8 Responses to “CDC-HRSA report: Changes in Prevalence of Parent-reported Autism Spectrum Disorder in School-aged U.S. Children: 2007 to 2011–2012”

  1. Science Mom March 20, 2013 at 23:45 #

    It also leaves the MMR hypothesis pounding sand. MMR coverage has decreased over the last decade.

    • Sullivan (Matt Carey) March 20, 2013 at 23:56 #

      Those claiming that MMR and/or thimerosal caused an autism epidemic were skating on thin ice. To abuse the analogy, that ice melted years ago. This study just raises the temperature of the water a little more.

  2. Ren March 21, 2013 at 01:43 #

    I’m somewhat disappointed in my colleagues at CDC. They did a poor job of explaining the ins and outs of this survey. Why do independent bloggers have to explain this to the layperson? Why don’t they do it well enough to not leave any doubt that this is a survey, and that surveys do not trump detailed, controlled surveillance systems?

    My God, man… Can you imagine if I told you how the flu was going based on only asking people how they felt each week and without any lab data and hospital chart reviews to back up my observations? I’d be out of a job!

    That said, thank you for covering this.

  3. Liz Ditz (@lizditz) March 21, 2013 at 15:13 #

    Also, Emily Willingham

    “You will probably see a lot of headlines about the 1 in 50. Some organizations might even try to use those numbers to scare people, to talk about an “epidemic” or a “tsunami.” But if you look at the numbers and the report itself, you’ll see that overall, the numbers of people born with autism aren’t necessarily increasing dramatically. It’s just that we’re getting better and better at counting them.
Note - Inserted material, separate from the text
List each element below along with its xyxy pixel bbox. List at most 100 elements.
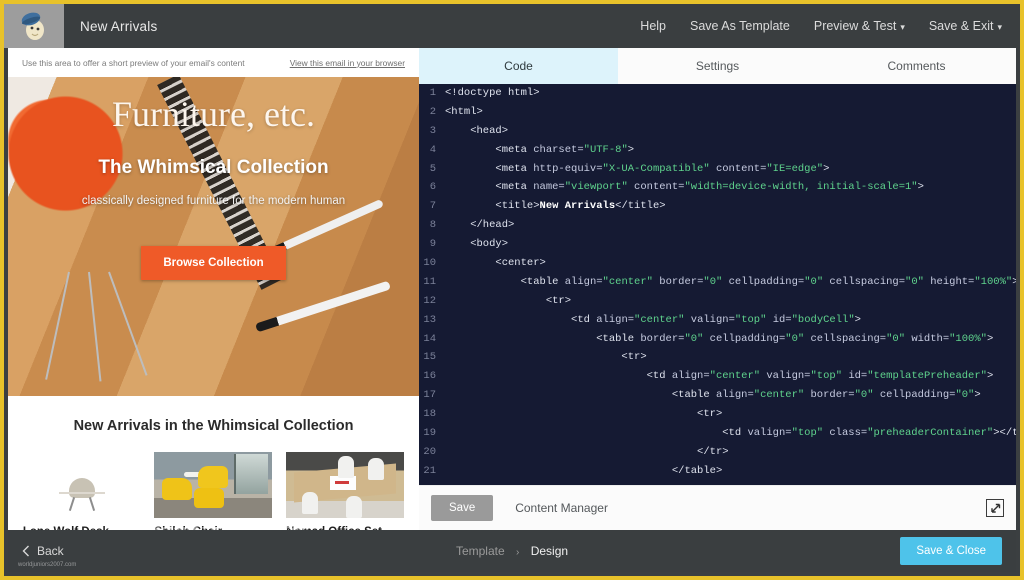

The next step is getting better at accepting autistic people, seeing their potential, and ensuring the supports and resources they need to fulfill that potential.”
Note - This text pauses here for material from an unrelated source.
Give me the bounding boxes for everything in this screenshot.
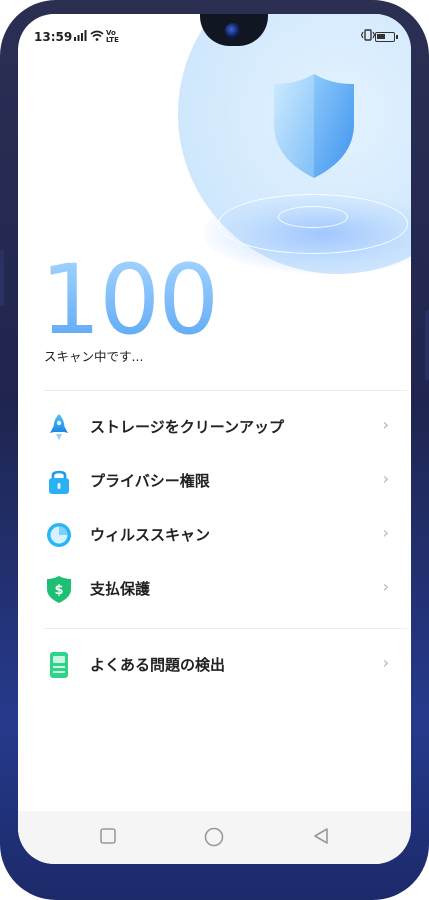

  4. lilady March 21, 2013 at 15:31 #

    I’ve already posted on Emily Willingham’s Forbes blog. Emily stated…

    “You will probably see a lot of headlines about the 1 in 50. Some organizations might even try to use those numbers to scare people, to talk about an “epidemic” or a “tsunami.”

    Three of the *journalists* at AoA have blogged about the report and surprise, surprise, none of them have have analyzed the report.

    Telephone surveys…Ugh.

  5. lilady March 23, 2013 at 20:50 #

    Dr. Jay Gordon has weighed in…

    Dr. Jay has returned to the Ho-Po after several years’ hiatus. He’s pimping his new book and has commented on the new 1 in 50 autism prevalence report. All the usual suspects from the anti-vaccine blogs are posting there. I’ve posted a bunch of comments (still in moderation) at the Ho-Po. Come and join me there.